7. Implementation Experience
Changes related to this proposal as well as answers to all of the code examples provided in this paper are partially implemented in GitHub repo against libc++ 5.0.0.
Simple performance tests provided there proved more than:
-
20% performance gain for short text (SSO used in
std::string
temporary) in EXAMPLE 1 -
35% performance gain for long text (dynamic memory allocation in
std::string
temporary) in EXAMPLE 1 -
85% performance gain in EXAMPLE 3
8. Possible Future Extensions
§4.1 Heterogeneous hash function object and §4.2 Additional parameters in lookup member functions overloads are not proposed by this paper but can be explored and proposed in the future.
9. Revision History
9.1. r0 ➡ r1 [diff]
The paper was reviewed by LEWG at the 2018 Jacksonville meeting and resulted with the following straw polls
-
Do we want encourage to do more work in that subject? Unanimous consent.
-
Put the comparator in the hash (and forbid specifying it as an explicit 4th template parameter).
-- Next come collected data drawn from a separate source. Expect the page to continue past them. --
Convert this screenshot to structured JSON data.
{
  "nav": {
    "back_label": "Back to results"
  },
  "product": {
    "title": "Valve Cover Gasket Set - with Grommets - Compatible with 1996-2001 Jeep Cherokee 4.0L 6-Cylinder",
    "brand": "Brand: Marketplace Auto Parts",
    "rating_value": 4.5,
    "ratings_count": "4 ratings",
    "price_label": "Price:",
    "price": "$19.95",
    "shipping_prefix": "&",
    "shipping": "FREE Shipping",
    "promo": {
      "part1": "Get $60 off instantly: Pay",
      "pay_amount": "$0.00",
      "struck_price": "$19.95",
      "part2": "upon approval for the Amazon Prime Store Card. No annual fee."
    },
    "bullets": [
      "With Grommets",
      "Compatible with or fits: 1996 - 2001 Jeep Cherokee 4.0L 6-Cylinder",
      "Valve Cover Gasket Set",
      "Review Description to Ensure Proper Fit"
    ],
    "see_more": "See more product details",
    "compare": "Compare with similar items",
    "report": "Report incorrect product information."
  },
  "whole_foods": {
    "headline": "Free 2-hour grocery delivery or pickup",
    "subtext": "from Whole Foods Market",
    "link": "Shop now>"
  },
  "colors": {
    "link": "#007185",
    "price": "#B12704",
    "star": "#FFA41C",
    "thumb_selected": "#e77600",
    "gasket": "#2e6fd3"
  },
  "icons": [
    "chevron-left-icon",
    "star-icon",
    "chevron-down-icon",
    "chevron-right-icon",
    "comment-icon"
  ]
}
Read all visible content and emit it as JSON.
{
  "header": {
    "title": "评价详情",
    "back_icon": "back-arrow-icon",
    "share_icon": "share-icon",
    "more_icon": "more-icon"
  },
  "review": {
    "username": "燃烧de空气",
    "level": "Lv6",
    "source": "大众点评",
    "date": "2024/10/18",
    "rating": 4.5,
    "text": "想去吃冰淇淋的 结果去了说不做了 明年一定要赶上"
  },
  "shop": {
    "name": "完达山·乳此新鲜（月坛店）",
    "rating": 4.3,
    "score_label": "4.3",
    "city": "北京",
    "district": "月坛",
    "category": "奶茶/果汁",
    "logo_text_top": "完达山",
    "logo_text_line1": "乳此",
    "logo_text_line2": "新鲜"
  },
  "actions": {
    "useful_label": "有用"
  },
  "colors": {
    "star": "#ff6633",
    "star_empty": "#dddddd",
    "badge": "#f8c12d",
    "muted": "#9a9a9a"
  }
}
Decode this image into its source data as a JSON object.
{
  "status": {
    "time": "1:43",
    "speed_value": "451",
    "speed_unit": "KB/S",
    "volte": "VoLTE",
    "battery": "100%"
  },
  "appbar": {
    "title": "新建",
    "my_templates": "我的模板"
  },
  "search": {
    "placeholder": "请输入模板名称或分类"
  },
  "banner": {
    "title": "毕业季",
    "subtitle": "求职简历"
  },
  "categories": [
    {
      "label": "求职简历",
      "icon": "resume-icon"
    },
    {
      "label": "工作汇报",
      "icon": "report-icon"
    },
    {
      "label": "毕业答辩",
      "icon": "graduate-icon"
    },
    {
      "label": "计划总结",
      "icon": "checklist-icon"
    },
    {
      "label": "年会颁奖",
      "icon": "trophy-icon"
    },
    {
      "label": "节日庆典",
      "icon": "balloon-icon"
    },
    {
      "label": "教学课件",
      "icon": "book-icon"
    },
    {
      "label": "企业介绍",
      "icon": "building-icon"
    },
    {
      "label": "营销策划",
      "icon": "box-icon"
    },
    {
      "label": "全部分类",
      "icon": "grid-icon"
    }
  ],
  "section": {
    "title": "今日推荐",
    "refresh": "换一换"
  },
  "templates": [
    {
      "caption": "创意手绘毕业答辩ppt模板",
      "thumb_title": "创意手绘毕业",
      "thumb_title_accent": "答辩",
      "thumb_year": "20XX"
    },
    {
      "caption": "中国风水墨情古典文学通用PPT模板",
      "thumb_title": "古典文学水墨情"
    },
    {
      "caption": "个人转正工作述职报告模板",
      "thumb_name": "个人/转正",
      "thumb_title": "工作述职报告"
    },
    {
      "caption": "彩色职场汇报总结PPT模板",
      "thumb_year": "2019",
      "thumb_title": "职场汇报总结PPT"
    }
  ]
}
| SF | F | N | A | SA | | 6 | 8 | 2 | 0 | 2 |
r1 changes the way the transparent equality comparator is provided to the class template. Instead of depending on the user to do the right thing in providing both hasher and comparator that are transitive and compatible with each other, now the design forces hasher to provide compatible comparator.
9.2. r1 ➡ r2 [diff]
-
Added support for
contains()
member functions introduced by [P0458r2]
10. Acknowledgements
Thanks to Casey Carter for initial review of this proposal and help with wording issues.
Special thanks and recognition goes to Epam Systems for supporting my membership in the ISO C++ Committee and the production of this proposal.